In light of the recent news concerning California’s Prop 8, it seems prudent to bring attention to issues related to workplace discrimination based on sexual orientation. This includes being treated differently or harassed because of your real or perceived sexual orientation — whether gay, lesbian, bisexual, transgender, or heterosexual. While Federal laws tend to have little recourse, the matter is quite different with many State laws. Almost half the states and the District of Columbia have laws that currently prohibit sexual orientation discrimination in both public and private jobs.
If no law prohibits sexual orientation discrimination where you work, there may still be hope.
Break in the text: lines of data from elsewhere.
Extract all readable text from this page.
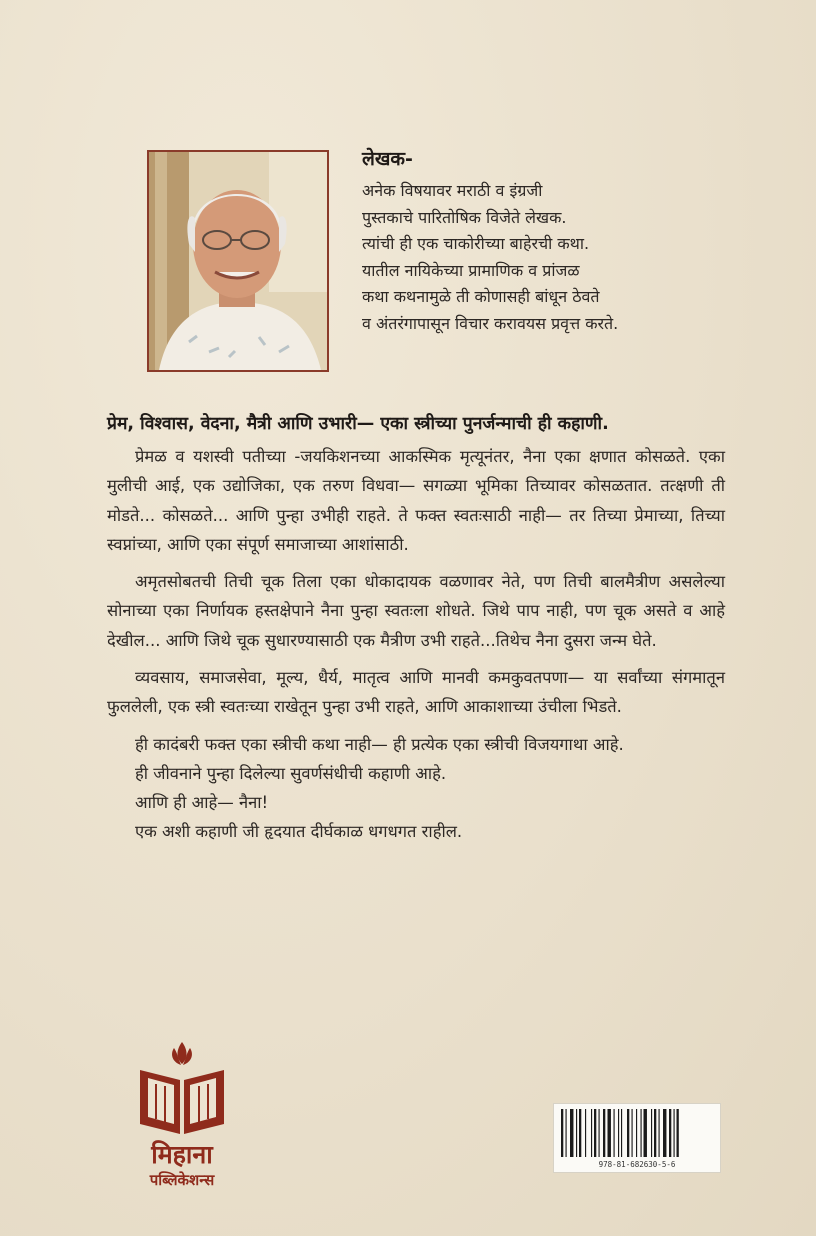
लेखक-
अनेक विषयावर मराठी व इंग्रजी
पुस्तकाचे पारितोषिक विजेते लेखक.
त्यांची ही एक चाकोरीच्या बाहेरची कथा.
यातील नायिकेच्या प्रामाणिक व प्रांजळ
कथा कथनामुळे ती कोणासही बांधून ठेवते
व अंतरंगापासून विचार करावयस प्रवृत्त करते.
प्रेम, विश्वास, वेदना, मैत्री आणि उभारी— एका स्त्रीच्या पुनर्जन्माची ही कहाणी.

प्रेमळ व यशस्वी पतीच्या -जयकिशनच्या आकस्मिक मृत्यूनंतर, नैना एका क्षणात कोसळते. एका मुलीची आई, एक उद्योजिका, एक तरुण विधवा— सगळ्या भूमिका तिच्यावर कोसळतात. तत्क्षणी ती मोडते... कोसळते... आणि पुन्हा उभीही राहते. ते फक्त स्वतःसाठी नाही— तर तिच्या प्रेमाच्या, तिच्या स्वप्नांच्या, आणि एका संपूर्ण समाजाच्या आशांसाठी.

अमृतसोबतची तिची चूक तिला एका धोकादायक वळणावर नेते, पण तिची बालमैत्रीण असलेल्या सोनाच्या एका निर्णायक हस्तक्षेपाने नैना पुन्हा स्वतःला शोधते. जिथे पाप नाही, पण चूक असते व आहे देखील... आणि जिथे चूक सुधारण्यासाठी एक मैत्रीण उभी राहते...तिथेच नैना दुसरा जन्म घेते.

व्यवसाय, समाजसेवा, मूल्य, धैर्य, मातृत्व आणि मानवी कमकुवतपणा— या सर्वांच्या संगमातून फुललेली, एक स्त्री स्वतःच्या राखेतून पुन्हा उभी राहते, आणि आकाशाच्या उंचीला भिडते.

ही कादंबरी फक्त एका स्त्रीची कथा नाही— ही प्रत्येक एका स्त्रीची विजयगाथा आहे.
ही जीवनाने पुन्हा दिलेल्या सुवर्णसंधीची कहाणी आहे.
आणि ही आहे— नैना!
एक अशी कहाणी जी हृदयात दीर्घकाळ धगधगत राहील.
मिहाना
पब्लिकेशन्स
978-81-682630-5-6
Depending on the exact nature of the discrimination, you may be able to sue your employer or your coworkers under several general legal theories, including:
- intentional or negligent infliction of emotional distress
- invasion of privacy
- interference with an employment contract, and
- wrongful termination.
The Williams Institute on Sexual Orientation Law and Public Policy studied a number of surveys to determine the extent to which gay and transgender workers experience discrimination and harassment in the workplace. Some examples include:
- 15% to 43 % of gay and transgender workers have experienced some form of discrimination on the job.
- 8% to 17 % of gay and transgender workers report being passed over for a job or fired because of their sexual orientation or gender identity.
- 10% to 28 % received a negative performance evaluation or were passed over for a promotion because they were gay or transgender.
- 7% to 41 % of gay and transgender workers were verbally or physically abused or had their workplace vandalized.
And this may be the tip of the proverbial iceberg: in states where the laws are weak or non-existent, the numbers are surely higher, and there is some evidence the situations described above are seriously under-reported. The Cartwright Law Firm handles employment discrimination in all it’s manifestations. We believe it is important that you understand your rights, and also understand what you can do when faced with discrimination on the job. While the fight for equality in marriage continues, the fight to battle discrimination is and looks to be ongoing, as well.